A federal grand jury has indicted Ali Saboonchi, age 32, a U.S. citizen residing in Parkville, Maryland, and Arash Rashti Mohammad (Rashti), age 31, a citizen and resident of Iran, on charges of conspiring to export and exporting American manufactured industrial products and services to Iran. The indictment was returned on March 4, 2013, and unsealed today upon Saboonchi’s arrest.

The indictment was announced by United States Attorney for the District of Maryland Rod J. Rosenstein; Special Agent in Charge Stephen E. Vogt of the Federal Bureau of Investigation; and Special Agent in Charge William Winter of U.S. Immigration and Customs Enforcement’s (ICE) Homeland Security Investigations (HSI).

The International Emergency Economic Powers Act authorizes the president of the United States to impose economic sanctions on a foreign country when the President declares a national emergency. In 1995, the president issued a series of executive orders declaring that the actions and policies of the government of Iran constituted a national emergency. In order to deal with that threat, the president imposed economic sanctions against Iran, to include a trade embargo (the Iran Trade Embargo). In order to implement the Iran Trade Embargo, the U.S. Department of the Treasury promulgated regulations that prohibit the export, sale, or supply to Iran of any goods or services from the United States without prior authorization.

The five-count indictment alleges that from November 2009 to the present, Saboonchi and Rashti conspired to evade the Iran Trade Embargo by exporting American manufactured industrial goods and services to Iranian businesses. Rashti, located in Iran, had Saboonchi in Maryland create and operate Ace Electric Company for the purpose of obtaining goods to be sent to Iran. Rashti, who operated businesses in Tehran, Iran and the United Arab Emirates (UAE), allegedly solicited purchase orders and business from customers in Iran for industrial parts and components manufactured in America, including:

  • two cyclone separators, which are used in pipelines to separate impurities such as sand from liquids, for $2,114.53;
  • six thermocouples, which are used to measure temperatures of liquids and gasses in industrial applications in the chemical and petrochemical fields, for $1,284;
  • 10 stainless steel filter elements, which are used primarily in the oil and gas industry and can be used in water plants, hydrocarbon plants and nuclear plants, for $151.53;
  • four bypass filters, for $1,911.03;
  • three flow meters, which are used primarily in industrial applications to measure the flow of water but could be adjusted to measure other liquids and gasses, for $6,224.88;
  • three actuator springs, which are used to control the flow rate of a liquid, for $112.07;
  • numerous industrial parts, including hydraulic valves and connectors, for $7,067;
  • liquid pumps and valves, which have oil, gas, energy, aerospace and defense applications, for $2,320.48.
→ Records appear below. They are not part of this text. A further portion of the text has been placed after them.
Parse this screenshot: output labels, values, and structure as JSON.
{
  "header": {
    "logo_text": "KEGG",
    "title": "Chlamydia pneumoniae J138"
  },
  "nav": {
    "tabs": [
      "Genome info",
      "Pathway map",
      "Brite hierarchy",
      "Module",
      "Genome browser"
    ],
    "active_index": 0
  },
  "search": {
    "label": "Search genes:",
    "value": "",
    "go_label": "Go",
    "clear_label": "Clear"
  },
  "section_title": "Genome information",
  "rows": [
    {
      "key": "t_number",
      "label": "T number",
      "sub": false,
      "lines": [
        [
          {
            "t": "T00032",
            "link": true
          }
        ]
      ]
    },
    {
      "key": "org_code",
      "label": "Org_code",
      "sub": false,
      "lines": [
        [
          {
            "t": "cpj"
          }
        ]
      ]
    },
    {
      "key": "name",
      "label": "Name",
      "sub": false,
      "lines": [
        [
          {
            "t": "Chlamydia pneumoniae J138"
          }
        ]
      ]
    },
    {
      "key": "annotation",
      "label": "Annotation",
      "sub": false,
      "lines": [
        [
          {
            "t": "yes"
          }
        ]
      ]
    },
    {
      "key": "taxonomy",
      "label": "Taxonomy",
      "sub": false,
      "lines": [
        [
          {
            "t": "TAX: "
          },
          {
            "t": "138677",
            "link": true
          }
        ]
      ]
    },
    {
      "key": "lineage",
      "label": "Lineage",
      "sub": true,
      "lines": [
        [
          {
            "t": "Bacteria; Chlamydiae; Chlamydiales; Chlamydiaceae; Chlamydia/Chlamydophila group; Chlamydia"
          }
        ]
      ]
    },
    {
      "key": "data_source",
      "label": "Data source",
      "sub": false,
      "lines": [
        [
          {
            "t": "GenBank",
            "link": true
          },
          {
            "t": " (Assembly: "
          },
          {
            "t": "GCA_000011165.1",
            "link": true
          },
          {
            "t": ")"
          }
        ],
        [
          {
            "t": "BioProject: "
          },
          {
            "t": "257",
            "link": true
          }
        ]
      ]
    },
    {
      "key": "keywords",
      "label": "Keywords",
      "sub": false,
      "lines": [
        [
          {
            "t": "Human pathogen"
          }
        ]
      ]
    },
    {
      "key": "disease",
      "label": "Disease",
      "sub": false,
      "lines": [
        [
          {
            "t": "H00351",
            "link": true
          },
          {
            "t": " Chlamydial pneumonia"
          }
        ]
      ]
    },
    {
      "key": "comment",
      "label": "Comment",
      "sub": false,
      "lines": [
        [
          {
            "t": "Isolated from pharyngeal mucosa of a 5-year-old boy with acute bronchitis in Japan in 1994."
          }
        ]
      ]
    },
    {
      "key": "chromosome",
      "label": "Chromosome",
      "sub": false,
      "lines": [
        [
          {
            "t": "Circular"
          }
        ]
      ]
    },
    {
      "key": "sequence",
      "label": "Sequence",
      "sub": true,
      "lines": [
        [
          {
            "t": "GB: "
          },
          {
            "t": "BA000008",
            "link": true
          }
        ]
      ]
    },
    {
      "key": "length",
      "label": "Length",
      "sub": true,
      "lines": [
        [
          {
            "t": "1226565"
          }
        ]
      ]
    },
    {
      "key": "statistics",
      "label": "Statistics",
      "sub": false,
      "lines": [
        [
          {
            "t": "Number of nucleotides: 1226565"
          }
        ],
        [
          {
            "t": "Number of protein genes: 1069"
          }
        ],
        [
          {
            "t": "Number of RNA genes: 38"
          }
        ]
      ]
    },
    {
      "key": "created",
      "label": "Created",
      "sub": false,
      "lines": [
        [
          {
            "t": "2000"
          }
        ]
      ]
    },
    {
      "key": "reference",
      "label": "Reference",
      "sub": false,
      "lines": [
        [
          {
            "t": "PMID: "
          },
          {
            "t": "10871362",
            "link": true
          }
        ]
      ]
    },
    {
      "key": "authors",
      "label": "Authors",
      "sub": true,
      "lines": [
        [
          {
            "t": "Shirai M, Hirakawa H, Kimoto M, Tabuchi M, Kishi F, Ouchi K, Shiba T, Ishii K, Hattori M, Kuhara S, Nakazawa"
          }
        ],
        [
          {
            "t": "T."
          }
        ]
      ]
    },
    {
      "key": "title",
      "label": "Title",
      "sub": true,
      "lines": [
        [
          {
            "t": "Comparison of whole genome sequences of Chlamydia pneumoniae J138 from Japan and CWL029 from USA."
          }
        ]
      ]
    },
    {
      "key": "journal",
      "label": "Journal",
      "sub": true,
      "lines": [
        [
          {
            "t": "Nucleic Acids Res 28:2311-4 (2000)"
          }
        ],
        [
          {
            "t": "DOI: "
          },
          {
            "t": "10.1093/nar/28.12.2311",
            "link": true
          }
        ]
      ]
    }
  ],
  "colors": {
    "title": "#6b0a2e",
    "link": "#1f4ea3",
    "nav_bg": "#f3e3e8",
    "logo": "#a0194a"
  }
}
The indictment alleges that Rashti obtained price quotes and paid for these items, and took delivery of most of the goods, which he then shipped to co-conspirators in UAE and, in at least one case, China. Rashti would repay Saboonchi for the goods and further arrange for the entities in the UAE and China to send the goods on to him and his customers in Iran. The defendants did not obtain authorization to export the products.

Saboonchi faces a maximum sentence of 20 years in prison for the conspiracy and on each of four counts for illegal export to an embargoed country. Saboonchi has his initial appearance today in U.S. District Court in Greenbelt and is detained pending a detention hearing scheduled for Wednesday, March 13, 2013, at 2:00 p.m. Rashti is believed to be living in Iran.

An indictment is not a finding of guilt. An individual charged by indictment is presumed innocent unless and until proven guilty at some later criminal proceedings.

United States Attorney Rod J. Rosenstein praised the FBI and HSI Baltimore for their work in the investigation. Mr. Rosenstein thanked Assistant United States Attorney Gregory Welsh, who is prosecuting the case.